Computational Biology and Bioinformatics
Huang, Gloria (School: The Carol Martin Gatton Academy of Mathematics and Science in Kentucky)
The treatment of chronic wounds has long been a challenge to wound care professionals and presents a substantial economic burden to healthcare systems globally. Over $50 billion is spent on the treatment of chronic wounds each year, with the annual cost rising as chronic wounds are becoming more prevalent and difficult to treat. To combat this issue, a mathematical model describing the interactions between matrix metalloproteinases (MMPs), their regulators (TIMPs), fibroblasts, and the extracellular matrix (ECM), which is the primary measure for the healing response in the wound, was developed and analyzed to find the most influential factors, or parameters, in the healing process of diabetic foot ulcers.

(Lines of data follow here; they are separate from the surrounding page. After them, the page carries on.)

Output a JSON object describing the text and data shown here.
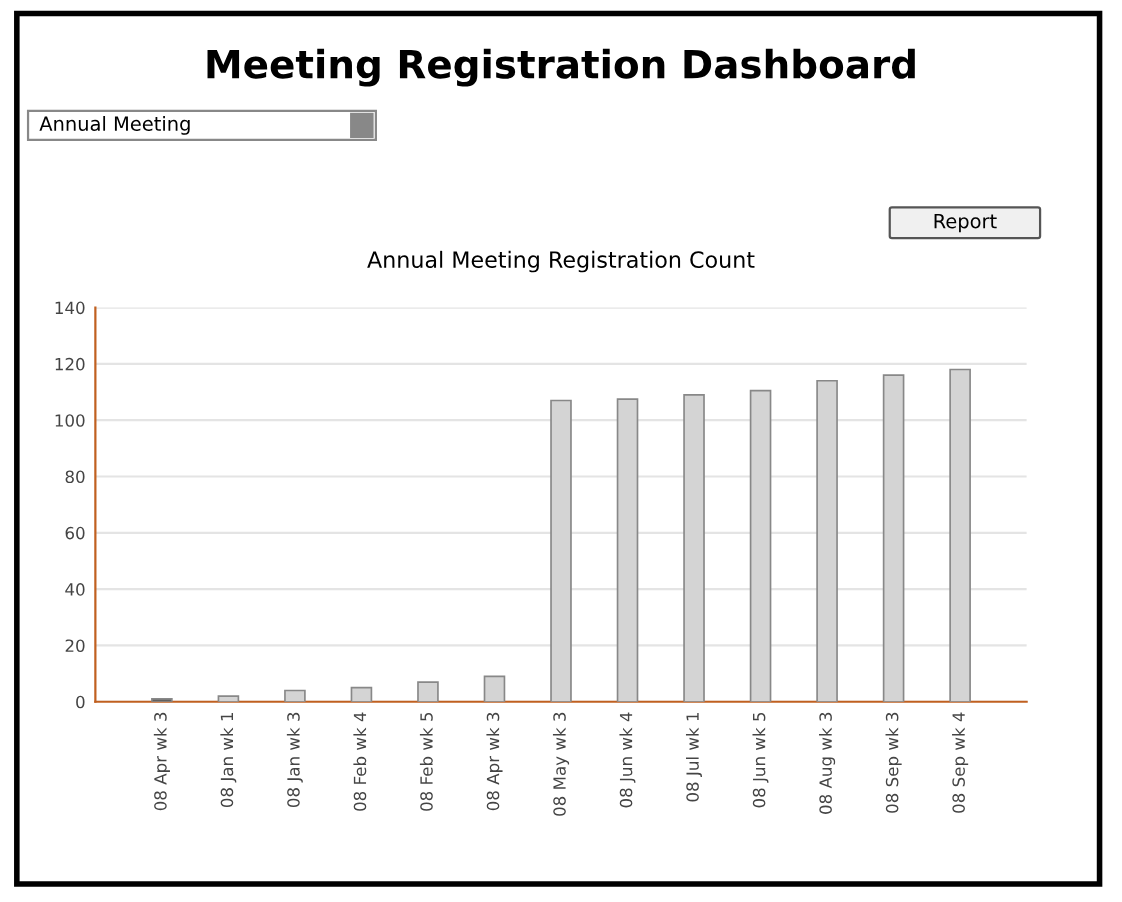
{
  "chart_data": {
    "type": "bar",
    "title": "Meeting Registration Dashboard",
    "subtitle": "Annual Meeting Registration Count",
    "annotations": [
      "Annual Meeting",
      "Report"
    ],
    "categories": [
      "08 Apr wk 3",
      "08 Jan wk 1",
      "08 Jan wk 3",
      "08 Feb wk 4",
      "08 Feb wk 5",
      "08 Apr wk 3",
      "08 May wk 3",
      "08 Jun wk 4",
      "08 Jul wk 1",
      "08 Jun wk 5",
      "08 Aug wk 3",
      "08 Sep wk 3",
      "08 Sep wk 4"
    ],
    "values": [
      1,
      2,
      4,
      5,
      7,
      9,
      107,
      107.5,
      109,
      110.5,
      114,
      116,
      118
    ],
    "colors": [
      "#606060",
      "#d4d4d4",
      "#d4d4d4",
      "#d4d4d4",
      "#d4d4d4",
      "#d4d4d4",
      "#d4d4d4",
      "#d4d4d4",
      "#d4d4d4",
      "#d4d4d4",
      "#d4d4d4",
      "#d4d4d4",
      "#d4d4d4"
    ],
    "ylim": [
      0,
      140
    ],
    "yticks": [
      0,
      20,
      40,
      60,
      80,
      100,
      120,
      140
    ],
    "grid": "y"
  }
}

Using the differential equation model with de-identified patient data, the three-dimensional geometry of parameter space was visualized for all combinations of the twelve parameters in the model to more precisely see how these parameters affect the biological system. Knowledge of the identifiability of parameters can, in turn, streamline treatment by allowing us to individualize treatment for each patient. This approach plots two parameters against the sum of squared errors to generate a three-dimensional graph. By analyzing the minimum of the graph, we can conclude if a parameter is able to be uniquely determined, or identified. The identifiability of a parameter signifies its importance in the healing response. This research shows that the regulators of MMPs (TIMPs) are the most influential parameters in a wound-healing model. With this knowledge we can better illuminate the unpredictable nature of wound healing.